“Gone!” gasped Jack.

“We think it was taken by somebody,” put in Annie, sorrowfully.

“You don’t mean that!”

A few words of explanation made him as wise on the subject as they were themselves, and the boy looked down ruefully at the carpet.

“So you think Maggie McFadden may have taken it?” he said, presently.

“There was nobody else in here to-day,” said Annie.

“As you didn’t actually see her take it, of course we can’t accuse her. She must have found out that you kept money in that drawer and made up her mind to steal it at the first chance. She must have been pretty slick to get away with it right under your nose. Well, it’s pretty tough. I never thought much of the McFaddens. Maggie isn’t my style of a girl, and Denny, her brother, hangs ’round with a crowd that I wouldn’t think of associating with. He blows in most of his wages on horse-racing. Well, mother, how are we going to pay the rent?”

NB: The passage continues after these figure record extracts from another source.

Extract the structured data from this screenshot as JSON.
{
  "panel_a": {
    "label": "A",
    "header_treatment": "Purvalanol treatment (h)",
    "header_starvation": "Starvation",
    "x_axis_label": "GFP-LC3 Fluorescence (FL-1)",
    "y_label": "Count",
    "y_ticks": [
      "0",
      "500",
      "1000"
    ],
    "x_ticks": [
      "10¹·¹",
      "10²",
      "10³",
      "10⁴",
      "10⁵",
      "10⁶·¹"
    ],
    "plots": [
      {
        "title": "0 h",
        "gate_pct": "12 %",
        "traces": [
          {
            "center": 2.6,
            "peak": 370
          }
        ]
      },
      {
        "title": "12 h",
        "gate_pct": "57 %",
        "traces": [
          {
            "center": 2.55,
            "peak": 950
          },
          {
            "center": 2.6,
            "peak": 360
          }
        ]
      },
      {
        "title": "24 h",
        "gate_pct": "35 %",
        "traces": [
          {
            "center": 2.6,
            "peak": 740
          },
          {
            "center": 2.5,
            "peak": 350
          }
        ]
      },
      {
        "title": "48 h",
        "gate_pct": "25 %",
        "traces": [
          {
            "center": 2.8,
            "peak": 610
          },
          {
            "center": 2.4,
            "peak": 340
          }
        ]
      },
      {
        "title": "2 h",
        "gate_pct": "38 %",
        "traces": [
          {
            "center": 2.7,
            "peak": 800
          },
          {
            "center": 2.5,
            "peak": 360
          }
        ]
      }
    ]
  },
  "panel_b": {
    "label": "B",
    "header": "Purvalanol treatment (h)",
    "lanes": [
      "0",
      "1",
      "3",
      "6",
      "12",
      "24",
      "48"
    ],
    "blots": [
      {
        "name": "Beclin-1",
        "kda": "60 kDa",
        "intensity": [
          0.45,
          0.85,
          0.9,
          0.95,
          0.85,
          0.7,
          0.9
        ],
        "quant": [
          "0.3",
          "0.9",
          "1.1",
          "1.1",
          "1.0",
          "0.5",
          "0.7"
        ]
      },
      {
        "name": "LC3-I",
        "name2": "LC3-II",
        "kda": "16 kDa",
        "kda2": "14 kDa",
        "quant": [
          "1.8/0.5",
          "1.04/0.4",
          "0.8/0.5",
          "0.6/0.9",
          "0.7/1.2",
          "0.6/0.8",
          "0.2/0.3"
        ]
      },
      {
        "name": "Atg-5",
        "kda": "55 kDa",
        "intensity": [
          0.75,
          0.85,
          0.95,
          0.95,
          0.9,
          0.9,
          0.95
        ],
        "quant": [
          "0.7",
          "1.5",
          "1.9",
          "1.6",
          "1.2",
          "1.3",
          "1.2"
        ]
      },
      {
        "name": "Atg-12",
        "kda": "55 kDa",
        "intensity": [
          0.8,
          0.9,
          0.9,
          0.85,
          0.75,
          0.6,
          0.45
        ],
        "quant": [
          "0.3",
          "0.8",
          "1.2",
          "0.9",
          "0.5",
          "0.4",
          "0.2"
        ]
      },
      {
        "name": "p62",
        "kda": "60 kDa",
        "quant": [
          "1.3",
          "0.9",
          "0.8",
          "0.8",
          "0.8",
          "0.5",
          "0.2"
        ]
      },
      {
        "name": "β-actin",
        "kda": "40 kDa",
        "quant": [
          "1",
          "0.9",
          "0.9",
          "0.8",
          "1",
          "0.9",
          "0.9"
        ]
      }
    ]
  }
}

“That’s what worries me. The agent was here and was much put out because I could not pay him. He has allowed me three days to get the money together again. If the rent is not paid by Friday he told me we’d have to move.”

“Gee! This is simply fierce! And to think that everything looked so bright to me a while ago!”

“If I only knew where I could borrow fifteen dollars, we could pay it back in a little while, now that you have secured a position,” said Mrs. Hazard.